The Cambridgeport group will rely on volunteers to help members with day-to-day essentials like meals, rides, shopping, and home repairs. Members will help each other connect with public services such as housing information, transportation, education, and tax counselling. They will share expertise when it comes to finding providers for services like housecleaning or medical care.

“We need to help people create and maintain the personal connections that make it possible to enjoy life—having meals together, book discussions, exercise, going to plays or concerts, or maybe something as simple as a chat or a Scrabble game,” Polly Allen told the group back in September at the Open House.

"It's also important to have people with whom you can share your concerns," she says. "These may be personal matters, or they may involve larger issues like the environment, peace and justice, politics, and the economy."

More Senior Programs in Cambridge and Nearby

Other groups to connect seniors are also starting up in town. Another neighborhood program, the Living Well Network, is already on the job in the Agassiz Baldwin Community (http://agassiz.org). The Mid-Cambridge Neighborhood Association (www.mcna.org) is organizing such a group; they are circulating a comprehensive booklet titled “Living Well: A Guide to Elder Services in Cambridge.” The publication, prepared by Kristina Snyder, is available on line from the Agassiz Baldwin Community at http://agassiz.org/wp-content/uploads/2009/09/Guide.2.pdf.

The area-wide LGBT Aging Project, based in Jamaica Plain, helps organize services in the Greater Boston area for lesbian, gay, bisexual and transgender seniors and the people who take care of them. The group can be reached at 617-522-6700, x 307 or at www.lgbtagingproject.org.

At the private-sector end of the spectrum is Cambridge At Home (info@cambridgeathome.org), a professionally-run non-profit whose members pay monthly or annual fees for the management and help that make it possible to remain in their homes. Annual fees—recently listed as $900/year for singles, $1200 for a couple—are well below the cost of moving to a retirement home or assisted living situation. Although it is private, Cambridge At Home has volunteers for ride-sharing and other cooperative efforts. The group has an extensive program with scheduled trips, lectures, cultural tours and other events. Non-members can buy tickets to the events and join in.

City Services: Council on Aging, Senior Centers

“Seniors have a tremendous number of public services available in Cambridge, ” Polly Allen says. “The Council on Aging is a good place to start—they have information about everything from meals on wheels and square dancing to medical care and insurance.”

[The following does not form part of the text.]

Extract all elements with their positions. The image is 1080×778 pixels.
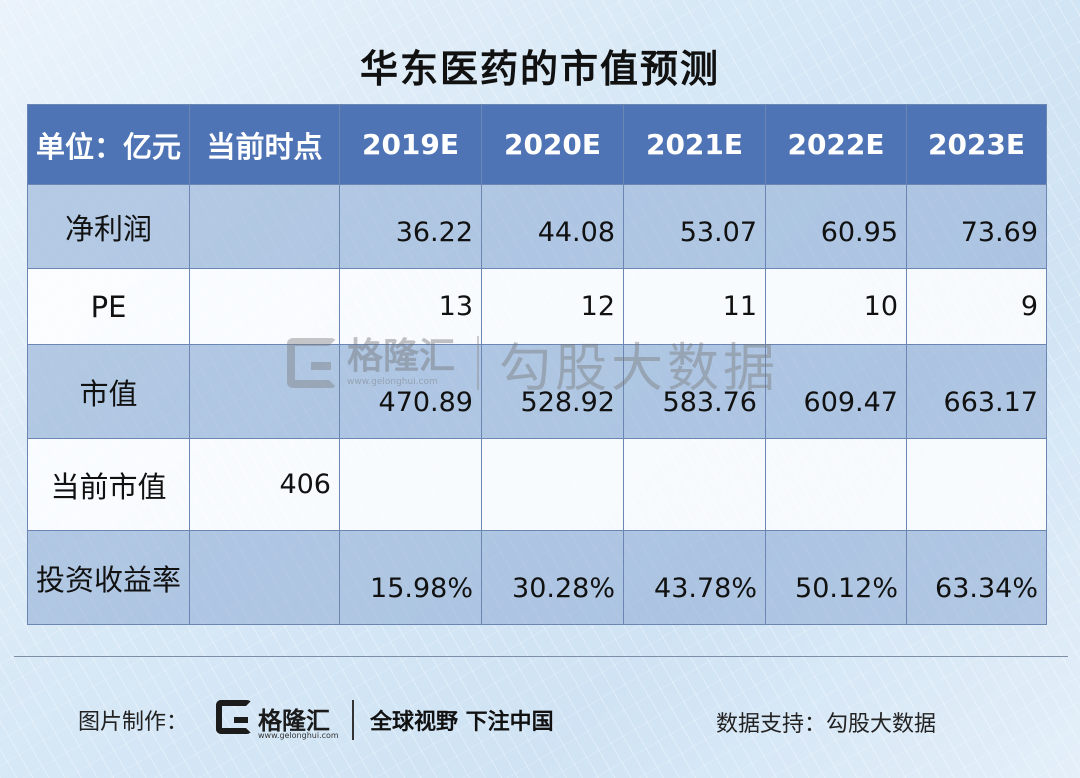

The Council on Aging (617-349-6220, www.cambridgema.gov/dhsp2/coa.cfm) is part of the city’s Department of Human Services. The Council operates two Senior Centers: one at Central Square (806 Massachusetts Ave—617-349-6060) and one in North Cambridge (2050 Massachusetts Ave., near Porter Square—617-349-6320).

To get ready to launch Aging in Place, Polly Allen worked with many local volunteers and with SeniorsConnect (www.seniorsconnect.org.) She is the founder of the group and serves as its director. She and other members of Cambridgeport's Aging In Place initiative can be reached via the organization at http://srsconnect@comcast.net.

Comments

May your ranks grow...You are part of the solution.

Well done!

Patrick Roden
aginginplace.com

Thanks for your encouragement. And I'm glad to know about your website--it's informative and helpful.